Some supplies are donated, while others are sourced from Indigenous and women-owned businesses when possible.

“I’ve been watching the weather waiting to get in,” said Teara Fraser, Iskwew Air’s founder and Lead Executive Officer. “We had to go to Alert Bay today too, so it was the perfect time. And the flight was beautiful.

Iskwew Air, pronounced ISS-KWAY-YO, is a female-owned and operated charter airline service. Iskwew is a Cree word for woman. The name was chosen to celebrate the first Indigenous woman owned airline, all women, and all those lifting women. Its founder and Lead Executive Officer, Teara Fraser, is Metis and the first Indigenous woman to launch an airline in Canada.

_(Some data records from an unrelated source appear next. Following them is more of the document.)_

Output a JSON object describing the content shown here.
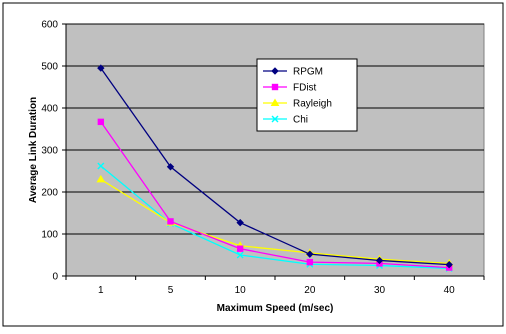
{
  "chart_data": {
    "type": "line",
    "title": "",
    "xlabel": "Maximum Speed (m/sec)",
    "ylabel": "Average Link Duration",
    "categories": [
      "1",
      "5",
      "10",
      "20",
      "30",
      "40"
    ],
    "ylim": [
      0,
      600
    ],
    "yticks": [
      0,
      100,
      200,
      300,
      400,
      500,
      600
    ],
    "grid": true,
    "plot_background": "#c0c0c0",
    "legend_position": "inside-top-center",
    "series": [
      {
        "name": "RPGM",
        "color": "#000080",
        "marker": "diamond",
        "values": [
          495,
          260,
          127,
          52,
          37,
          27
        ]
      },
      {
        "name": "FDist",
        "color": "#ff00ff",
        "marker": "square",
        "values": [
          367,
          130,
          65,
          33,
          30,
          20
        ]
      },
      {
        "name": "Rayleigh",
        "color": "#ffff00",
        "marker": "triangle",
        "values": [
          230,
          127,
          72,
          55,
          40,
          30
        ]
      },
      {
        "name": "Chi",
        "color": "#00ffff",
        "marker": "x",
        "values": [
          262,
          125,
          50,
          28,
          25,
          18
        ]
      }
    ]
  }
}
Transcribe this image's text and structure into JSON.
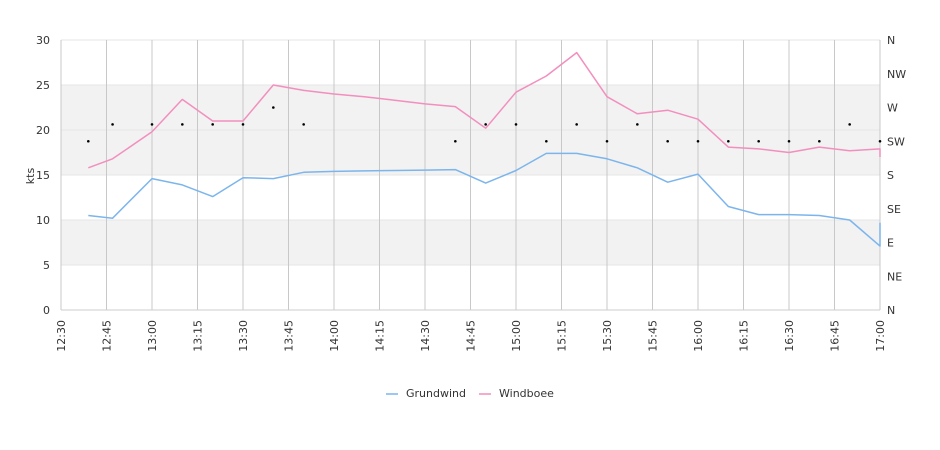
{
  "chart_data": {
    "type": "line",
    "ylabel": "kts",
    "xlabel": "",
    "title": "",
    "ylim": [
      0,
      30
    ],
    "yticks": [
      "0",
      "5",
      "10",
      "15",
      "20",
      "25",
      "30"
    ],
    "direction_ticks": [
      "N",
      "NE",
      "E",
      "SE",
      "S",
      "SW",
      "W",
      "NW",
      "N"
    ],
    "x_time_range": [
      "12:30",
      "17:00"
    ],
    "xticks": [
      "12:30",
      "12:45",
      "13:00",
      "13:15",
      "13:30",
      "13:45",
      "14:00",
      "14:15",
      "14:30",
      "14:45",
      "15:00",
      "15:15",
      "15:30",
      "15:45",
      "16:00",
      "16:15",
      "16:30",
      "16:45",
      "17:00"
    ],
    "grid": true,
    "legend": "bottom",
    "colors": {
      "grundwind": "#7cb5ec",
      "windboee": "#f28fbe",
      "band": "#f2f2f2",
      "grid": "#c8c8c8",
      "direction": "#000000"
    },
    "series": [
      {
        "name": "Grundwind",
        "x": [
          "12:39",
          "12:47",
          "13:00",
          "13:10",
          "13:20",
          "13:30",
          "13:40",
          "13:50",
          "14:00",
          "14:10",
          "14:20",
          "14:30",
          "14:40",
          "14:50",
          "15:00",
          "15:10",
          "15:20",
          "15:30",
          "15:40",
          "15:50",
          "16:00",
          "16:10",
          "16:20",
          "16:30",
          "16:40",
          "16:50",
          "17:00",
          "17:00"
        ],
        "values": [
          10.5,
          10.2,
          14.6,
          13.9,
          12.6,
          14.7,
          14.6,
          15.3,
          15.4,
          15.45,
          15.5,
          15.55,
          15.6,
          14.1,
          15.5,
          17.4,
          17.4,
          16.8,
          15.8,
          14.2,
          15.1,
          11.5,
          10.6,
          10.6,
          10.5,
          10.0,
          7.1,
          9.7
        ]
      },
      {
        "name": "Windboee",
        "x": [
          "12:39",
          "12:47",
          "13:00",
          "13:10",
          "13:20",
          "13:30",
          "13:40",
          "13:50",
          "14:00",
          "14:10",
          "14:20",
          "14:30",
          "14:40",
          "14:50",
          "15:00",
          "15:10",
          "15:20",
          "15:30",
          "15:40",
          "15:50",
          "16:00",
          "16:10",
          "16:20",
          "16:30",
          "16:40",
          "16:50",
          "17:00",
          "17:00"
        ],
        "values": [
          15.8,
          16.8,
          19.8,
          23.4,
          21.0,
          21.0,
          25.0,
          24.4,
          24.0,
          23.7,
          23.3,
          22.9,
          22.6,
          20.2,
          24.2,
          26.0,
          28.6,
          23.7,
          21.8,
          22.2,
          21.2,
          18.1,
          17.9,
          17.5,
          18.1,
          17.7,
          17.9,
          17.0
        ]
      }
    ],
    "direction": {
      "x": [
        "12:39",
        "12:47",
        "13:00",
        "13:10",
        "13:20",
        "13:30",
        "13:40",
        "13:50",
        "14:40",
        "14:50",
        "15:00",
        "15:10",
        "15:20",
        "15:30",
        "15:40",
        "15:50",
        "16:00",
        "16:10",
        "16:20",
        "16:30",
        "16:40",
        "16:50",
        "17:00"
      ],
      "values": [
        "SW",
        "WSW",
        "WSW",
        "WSW",
        "WSW",
        "WSW",
        "W",
        "WSW",
        "SW",
        "WSW",
        "WSW",
        "SW",
        "WSW",
        "SW",
        "WSW",
        "SW",
        "SW",
        "SW",
        "SW",
        "SW",
        "SW",
        "WSW",
        "SW"
      ]
    }
  }
}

Iskwew Air is currently based out of the South Terminal in Vancouver and currently provides, an all-weather, 24-hour aircraft charter service throughout British Columbia, in their twin-engine aircraft, the Sweetgrass Warrior.

Fraser’s trip was organized by the WKTNC (Wuikinuxv Kitasoo Nuxalk Tribal Council) and her cargo included essential items such as hand sanitizer, homemade masks, cleaning supplies and even veggies. These will all be distributed to the community by volunteers.

Fraser has been a commercial pilot for just over 20 years and says it was “transformational” to her life. She loves to see others fall in love with flight and is inspired by connecting people with our changing land.